Identification and characterization of ancient proteins still require technical developments towards non-invasiveness, sensitivity, versatility and ease of use of the analyses. We report that the enzyme functionalized films, described in Cicatiello et al. (2018), can be used efficiently on the surface of different objects ranging from fixative-coated paper to canvas to the coating on an albumen photograph, as well as the much harder surfaces of ivory objects and the proteinaceous binders in the decoration of a wooden Egyptian coffin. The mixture of digested peptides that are efficiently captured on the functionalized surface are also amenable to LC-MS/MS analysis, which is necessary to confidently identify chemical modifications induced upon degradation, in order to characterize the conservation state of proteins. Moreover, in a two-step procedure, we have combined the trypsin functionalized film with a PNGaseF functionalized film, which adds a deglycosylation pretreatment allowing improved detection of glycosylated proteins. SIGNIFICANCE: User friendly trypsin functionalized films were implemented to expand their potential as versatile, modular tools that can be widely exploited in the world of diagnosis of cultural heritage objects, ancient proteins, and palaeoproteomics: a procedure that could be carried out by conservators or archaeologists first on-site and later analysed with standard MS techniques.

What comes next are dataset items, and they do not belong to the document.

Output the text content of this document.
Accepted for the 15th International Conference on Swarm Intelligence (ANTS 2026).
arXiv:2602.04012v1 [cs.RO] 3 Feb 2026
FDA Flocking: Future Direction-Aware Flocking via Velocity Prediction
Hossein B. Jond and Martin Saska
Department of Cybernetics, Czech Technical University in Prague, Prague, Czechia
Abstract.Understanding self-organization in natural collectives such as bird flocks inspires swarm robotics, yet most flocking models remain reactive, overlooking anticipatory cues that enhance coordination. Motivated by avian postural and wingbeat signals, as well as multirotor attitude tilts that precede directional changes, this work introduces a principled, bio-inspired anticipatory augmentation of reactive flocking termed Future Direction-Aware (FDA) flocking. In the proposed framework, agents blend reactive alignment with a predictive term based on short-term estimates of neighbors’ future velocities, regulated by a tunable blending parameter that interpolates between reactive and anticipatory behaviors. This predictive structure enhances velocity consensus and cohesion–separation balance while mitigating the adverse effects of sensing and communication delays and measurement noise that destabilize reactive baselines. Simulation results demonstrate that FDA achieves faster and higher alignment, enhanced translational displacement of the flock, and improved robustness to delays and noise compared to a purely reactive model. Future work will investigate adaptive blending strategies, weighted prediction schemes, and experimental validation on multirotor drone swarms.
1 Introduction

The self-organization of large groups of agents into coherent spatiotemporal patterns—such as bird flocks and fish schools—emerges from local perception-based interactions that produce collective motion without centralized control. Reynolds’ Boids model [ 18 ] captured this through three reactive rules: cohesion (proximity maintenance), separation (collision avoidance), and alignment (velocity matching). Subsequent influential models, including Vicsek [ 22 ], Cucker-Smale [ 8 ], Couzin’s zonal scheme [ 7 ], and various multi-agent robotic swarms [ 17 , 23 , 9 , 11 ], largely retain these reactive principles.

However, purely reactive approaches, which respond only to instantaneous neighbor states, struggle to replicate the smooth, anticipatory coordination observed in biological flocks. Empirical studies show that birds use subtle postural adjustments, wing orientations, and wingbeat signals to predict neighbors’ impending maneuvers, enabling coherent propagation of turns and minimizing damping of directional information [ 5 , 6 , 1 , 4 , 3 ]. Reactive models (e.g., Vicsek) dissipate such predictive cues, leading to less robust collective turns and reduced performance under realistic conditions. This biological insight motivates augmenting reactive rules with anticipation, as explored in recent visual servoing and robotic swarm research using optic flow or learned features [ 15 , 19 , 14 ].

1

In Situ Hydrogel Extraction with Dual-Enzyme Digestion of Proteinaceous Binders: the Key for Reliable Mass Spectrometry Investigations of Artworks

A novel strategy based on in situ dual-enzyme digestion of paint layer proteinaceous binders is introduced for faster and more confident identification, resulting in a bottom-up proteomics approach by MALDI-TOF mass spectrometry (MS). In situ sampling/extraction of proteinaceous binders using small pieces of a hydrophilic gel, previously loaded with trypsin and chymotrypsin proteolytic enzymes, was successfully exploited. Along with minimal invasiveness, the synergy of both enzymes was very useful to increase the number of annotated peptide peaks with their corresponding amino acid sequence by database search and subsequent MALDI-TOF/TOF analysis. The protocol was initially aimed at enhancing the identification of egg-based binders and then validated on fresh and aged model pictorial layers; an increased protein coverage was significantly attained regardless of the used painting binders. Optical microscope images and spectrophotocolorimetry analysis evidenced that the painting layers were not damaged or altered because of contact/sampling without leaving hydrogel residues. The proposed protocol was successfully applied on a painted altarpiece "Assumption of the Virgin" dated to the XVI century and on an angel statue of the Nativity crib dated to the XII century, both from Altamura's Cathedral (Apulia, Italy). The occurrence of various protein binders of animal origin was easily and reliably ascertained.